Un des gardes juvéniles hocha la tête et s’avança.

— Occupe-toi de lui. Il vaut peut-être quelque chose, et peut-être pas. On verra. Dingus !

L’autre garde réagit.

— Il dit qu’il s’appelle Gerry Howson. Prends son adresse. Descends dans son secteur et pose quelques questions. Que ça ne te prenne pas plus d’une heure ou deux. Si ça pue le moins du monde… Juste quelqu’un qui dit l’avoir vu dans le bus avec un mec à Cudgels… Tire-toi et préviens. Et ramasse un flic en passant si tu peux trouver un de nos petits copains de service au Commissariat Central.

— Cet homme en brun, fit Howson d’une voix rauque en luttant contre la panique… Il dit qu’il a acheté le sergent, je ne sais pas qui c’est.

— Vraisemblable. Tu ne connaissais pas ces deux hommes, hein ? ajouta Le Serpent.

— Non je… heu… je ne les ai jamais vus.

— Hmmm. C’est bon. Lots, emmène-le dans la chambre bleue et garde-le jusqu’au retour de Dingus.
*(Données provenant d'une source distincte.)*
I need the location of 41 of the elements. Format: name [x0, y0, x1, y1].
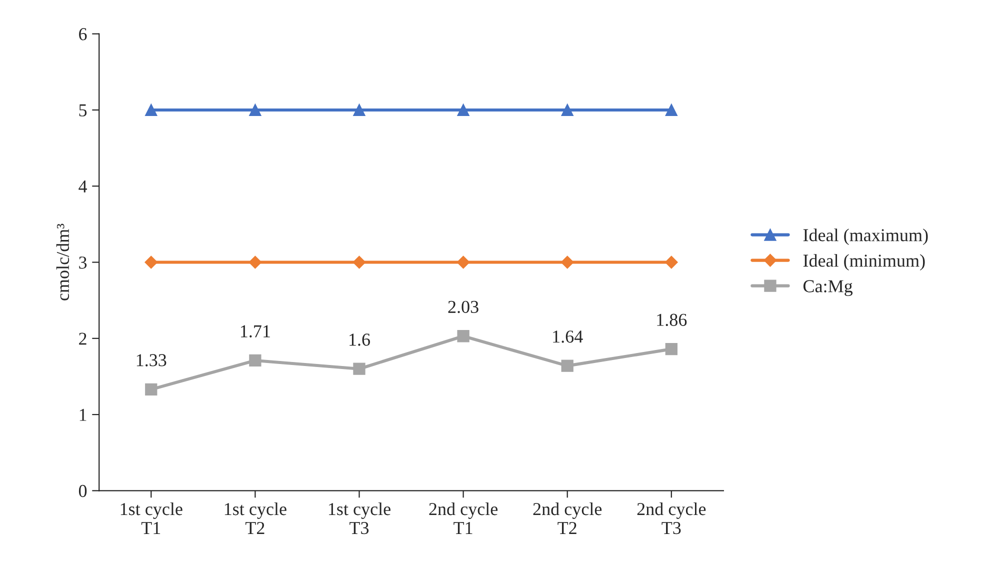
point	[248, 256, 262, 269]
y-tick-label: 2	[79, 332, 86, 345]
x-tick-label: 1st cycle T1	[120, 502, 182, 534]
data-label: 1.64	[553, 330, 583, 343]
point	[665, 342, 678, 356]
y-tick-label: 0	[78, 484, 87, 498]
point	[561, 104, 574, 116]
y-tick-label: 1	[80, 408, 86, 421]
data-label: 1.33	[136, 354, 166, 366]
y-tick-label: 6	[79, 28, 87, 40]
point	[665, 104, 678, 116]
y-axis-title: cmolc/dm³	[56, 224, 70, 300]
point	[249, 354, 262, 367]
data-label: 1.71	[240, 325, 270, 338]
legend-label: Ca:Mg	[803, 280, 853, 296]
y-tick-label: 5	[79, 104, 87, 116]
point	[560, 256, 574, 269]
x-tick-label: 1st cycle T2	[224, 502, 286, 534]
data-label: 2.03	[448, 300, 478, 314]
x-tick-label: 2nd cycle T2	[533, 502, 602, 534]
point	[145, 104, 158, 116]
point	[457, 330, 470, 342]
point	[664, 256, 678, 269]
point	[352, 256, 366, 269]
data-label: 1.86	[657, 314, 687, 326]
x-tick-label: 2nd cycle T1	[429, 502, 498, 534]
legend-label: Ideal (minimum)	[803, 254, 925, 270]
point	[457, 104, 470, 116]
x-tick-label: 2nd cycle T3	[637, 502, 706, 534]
point	[561, 360, 574, 372]
point	[144, 256, 158, 269]
y-tick-label: 4	[78, 180, 88, 192]
point	[353, 362, 366, 375]
point	[353, 104, 366, 116]
legend-label: Ideal (maximum)	[803, 228, 928, 245]
point	[249, 104, 262, 116]
data-label: 1.6	[350, 334, 370, 346]
x-tick-label: 1st cycle T3	[328, 502, 390, 534]
y-tick-label: 3	[79, 256, 87, 269]
point	[145, 383, 158, 396]
point	[456, 256, 470, 269]
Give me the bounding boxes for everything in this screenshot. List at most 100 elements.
Howson découvrit que Lots était assez sympa. Sans avoir l’air d’y toucher, l’homme lâcha suffisamment d’informations pour qu’il soit clair que si l’histoire de Howson était exacte, ça voulait dire qu’il y avait un trou dans le monopole du Serpent sur certaines marchandises illégales. Lesquelles au juste, Howson ne demanda pas.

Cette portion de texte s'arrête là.